Negli anni l’organizzazione guida da Louis Olivier Bancoult ha ottenuto vittorie legali significative ma il governo del Regno Unito, che mantiene ancora il controllo su Chagos, nonostante le sentenze internazionali che riconoscono le isole come territorio appartenente allo stato delle Mauritius, continua a negar loro il legittimo ritorno. King Charles è a conoscenza della situazione? “Certamente, ma non credo che riuscirà a far cambiare politica al governo di Rishi Sunak, che non ha alcuna intenzione di cedere. Si dovrà aspettare il cambio con le prossime elezioni…” ha risposto Laura Trevelyan.

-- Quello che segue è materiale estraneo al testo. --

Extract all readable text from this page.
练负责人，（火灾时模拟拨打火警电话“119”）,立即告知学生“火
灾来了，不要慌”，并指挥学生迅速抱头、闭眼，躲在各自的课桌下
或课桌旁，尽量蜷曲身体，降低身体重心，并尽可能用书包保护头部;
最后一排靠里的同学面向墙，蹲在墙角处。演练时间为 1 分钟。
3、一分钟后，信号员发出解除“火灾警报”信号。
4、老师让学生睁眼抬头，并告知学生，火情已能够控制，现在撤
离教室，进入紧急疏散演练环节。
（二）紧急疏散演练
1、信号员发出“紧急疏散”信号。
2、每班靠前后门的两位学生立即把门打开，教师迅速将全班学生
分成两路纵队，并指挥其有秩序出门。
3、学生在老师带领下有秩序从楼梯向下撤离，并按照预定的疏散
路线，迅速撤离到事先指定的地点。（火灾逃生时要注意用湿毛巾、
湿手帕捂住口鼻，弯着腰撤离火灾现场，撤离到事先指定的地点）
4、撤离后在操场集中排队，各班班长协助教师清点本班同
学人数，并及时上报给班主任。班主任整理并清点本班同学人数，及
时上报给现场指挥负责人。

Come ha rivelato il panel durante il briefing ai giornalisti, da mesi il Regno Unito e Mauritius hanno avviato i negoziati sul futuro di Chagos, ma nessun esponente del popolo chagossian è stato invitato a partecipare al tavolo.
Quando Valeria Robecco, presidente di UNCA, ha chiesto al Presidente del Chagos Refugee Group se si fida del governo delle Mauritius, Olivier Bancoult ha risposto “Dobbiamo dare atto al governo di Mauritius di aver iniziato il processo per farci tornare a casa. Credo che le loro intenzioni siano genuine, però chiediamo anche di essere ammessi al tavolo delle trattative col Regno Unito, perché vogliamo partecipare alle discussioni e decisioni sul nostro futuro”.

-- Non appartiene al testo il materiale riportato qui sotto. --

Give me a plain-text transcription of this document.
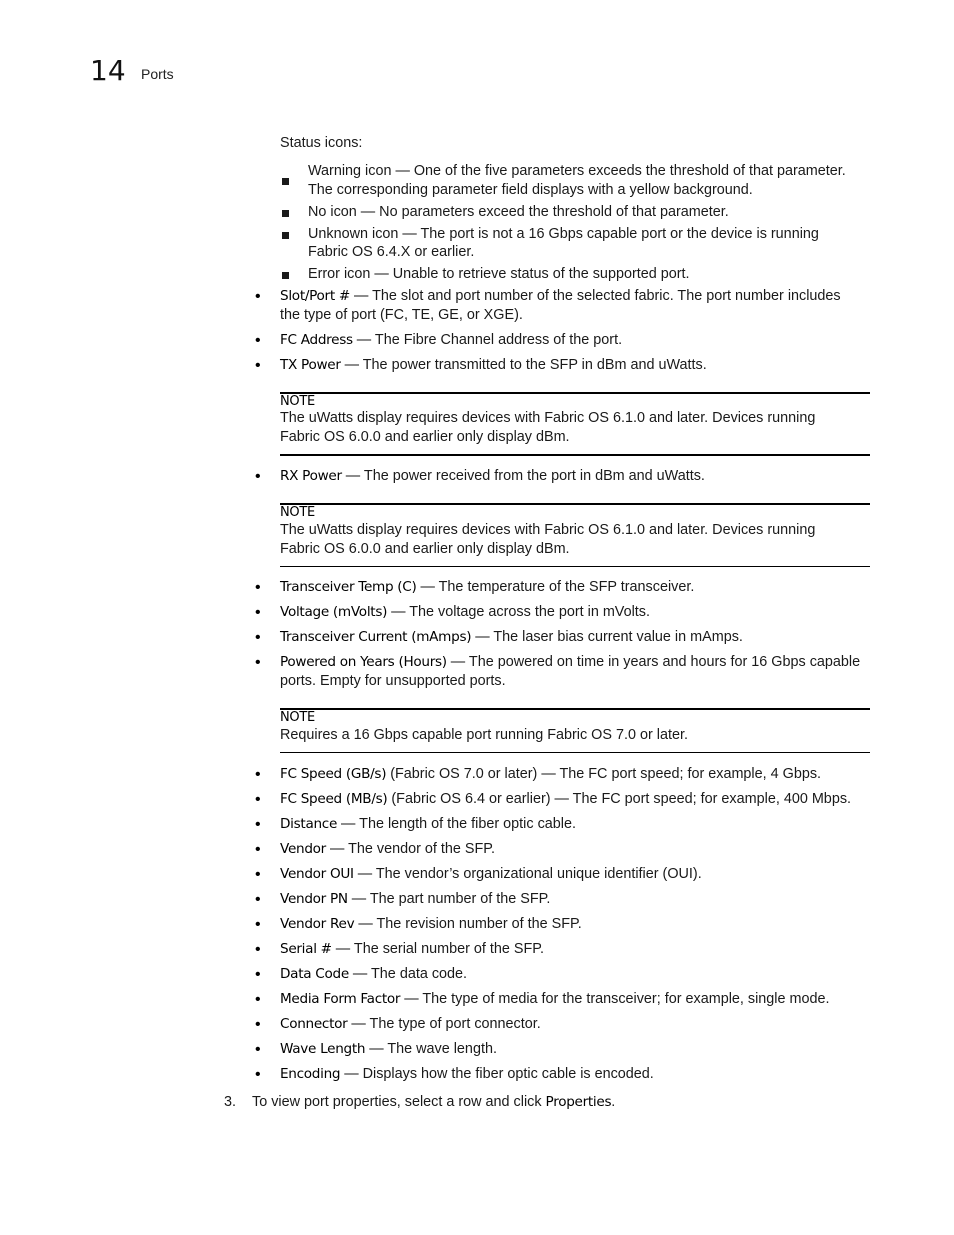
14 Ports
Status icons:
Warning icon — One of the five parameters exceeds the threshold of that parameter.
The corresponding parameter field displays with a yellow background.
No icon — No parameters exceed the threshold of that parameter.
Unknown icon — The port is not a 16 Gbps capable port or the device is running
Fabric OS 6.4.X or earlier.
Error icon — Unable to retrieve status of the supported port.
• Slot/Port # — The slot and port number of the selected fabric. The port number includes
the type of port (FC, TE, GE, or XGE).
• FC Address — The Fibre Channel address of the port.
• TX Power — The power transmitted to the SFP in dBm and uWatts.
NOTE
The uWatts display requires devices with Fabric OS 6.1.0 and later. Devices running
Fabric OS 6.0.0 and earlier only display dBm.
• RX Power — The power received from the port in dBm and uWatts.
NOTE
The uWatts display requires devices with Fabric OS 6.1.0 and later. Devices running
Fabric OS 6.0.0 and earlier only display dBm.
• Transceiver Temp (C) — The temperature of the SFP transceiver.
• Voltage (mVolts) — The voltage across the port in mVolts.
• Transceiver Current (mAmps) — The laser bias current value in mAmps.
• Powered on Years (Hours) — The powered on time in years and hours for 16 Gbps capable
ports. Empty for unsupported ports.
NOTE
Requires a 16 Gbps capable port running Fabric OS 7.0 or later.
• FC Speed (GB/s) (Fabric OS 7.0 or later) — The FC port speed; for example, 4 Gbps.
• FC Speed (MB/s) (Fabric OS 6.4 or earlier) — The FC port speed; for example, 400 Mbps.
• Distance — The length of the fiber optic cable.
• Vendor — The vendor of the SFP.
• Vendor OUI — The vendor’s organizational unique identifier (OUI).
• Vendor PN — The part number of the SFP.
• Vendor Rev — The revision number of the SFP.
• Serial # — The serial number of the SFP.
• Data Code — The data code.
• Media Form Factor — The type of media for the transceiver; for example, single mode.
• Connector — The type of port connector.
• Wave Length — The wave length.
• Encoding — Displays how the fiber optic cable is encoded.
3. To view port properties, select a row and click Properties.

Per Human Rights Watch il Regno Unito e gli Stati Uniti devono nuovi risarcimenti ai chagossian, che devono essere adeguati e immediati. Devono garantire il diritto incondizionato di ogni chagossian di poter scegliere di tornare in patria, compresa quindi Diego Garcia, e l’arcipelago delle Chagos nella sua interezza. Sia il Regno Unito che gli Stati Uniti dovrebbero ripristinare l’integrità territoriale di tutte le isole per garantire la dignità e la prosperità dei chagossiani e fornire garanzie affinché tali crimini non possano mai più verificarsi. “E ci vogliono anche le scuse” ad un certo punto hanno ripetuto dal panel, moderato dal giornalista Sherwin Bryce-Pease della South African Broadcasting Corporation.

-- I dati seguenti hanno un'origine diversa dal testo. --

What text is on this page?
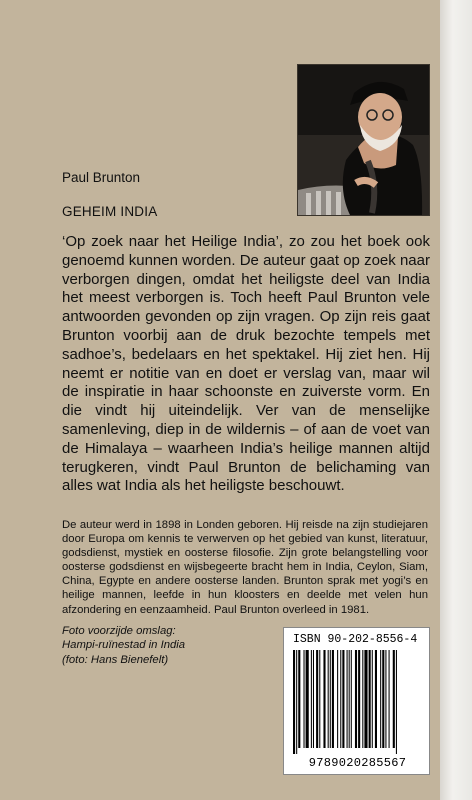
Paul Brunton
GEHEIM INDIA

‘Op zoek naar het Heilige India’, zo zou het boek ook genoemd kunnen worden. De auteur gaat op zoek naar verborgen dingen, omdat het heiligste deel van India het meest verborgen is. Toch heeft Paul Brunton vele antwoorden gevonden op zijn vragen. Op zijn reis gaat Brunton voorbij aan de druk bezochte tempels met sadhoe’s, bedelaars en het spektakel. Hij ziet hen. Hij neemt er notitie van en doet er verslag van, maar wil de inspiratie in haar schoonste en zuiverste vorm. En die vindt hij uiteindelijk. Ver van de menselijke samenleving, diep in de wildernis – of aan de voet van de Himalaya – waarheen India’s heilige mannen altijd terugkeren, vindt Paul Brunton de belichaming van alles wat India als het heiligste beschouwt.

De auteur werd in 1898 in Londen geboren. Hij reisde na zijn studiejaren door Europa om kennis te verwerven op het gebied van kunst, literatuur, godsdienst, mystiek en oosterse filosofie. Zijn grote belangstelling voor oosterse godsdienst en wijsbegeerte bracht hem in India, Ceylon, Siam, China, Egypte en andere oosterse landen. Brunton sprak met yogi’s en heilige mannen, leefde in hun kloosters en deelde met velen hun afzondering en eenzaamheid. Paul Brunton overleed in 1981.

Foto voorzijde omslag:
Hampi-ruïnestad in India
(foto: Hans Bienefelt)
ISBN 90-202-8556-4
9789020285567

Quando abbiamo suggerito che la storia sembra perfetta per un regista alla Martin Scorsese, in modo da scuotere l’opinione pubblica americana su un crimine che si continua a commettere grazie alla complicità del suo governo, Bancoult ha replicato: “Sicuramente è per questo che siamo qui, per far conoscere la nostra sofferenza. Gli americani non sanno quello che ci è accaduto, faremo di tutto per informare e avere giustizia”.
Louis Olivier Bancoult, con il professor David Vine dell’American University che si è occupato del loro caso anche in un libro, ha già visitato il Congresso degli Stati Uniti e aspetta di essere ricevuto dal Dipartimento di Stato USA e dal Presidente degli Stati Uniti Joe Biden.
Intanto la prossima mossa riguarda l’ONU, sia all’Assemblea Generale guidata dal nuovo presidente Dennis Francis (Trinidad e Tobago) che al Segretario Generale ONU Antonio Guterres, ai quali verrà chiesto di intervenire, ha detto ai giornalisti Louis Charbonneau, il responsabile di HRW per le Nazioni Unite.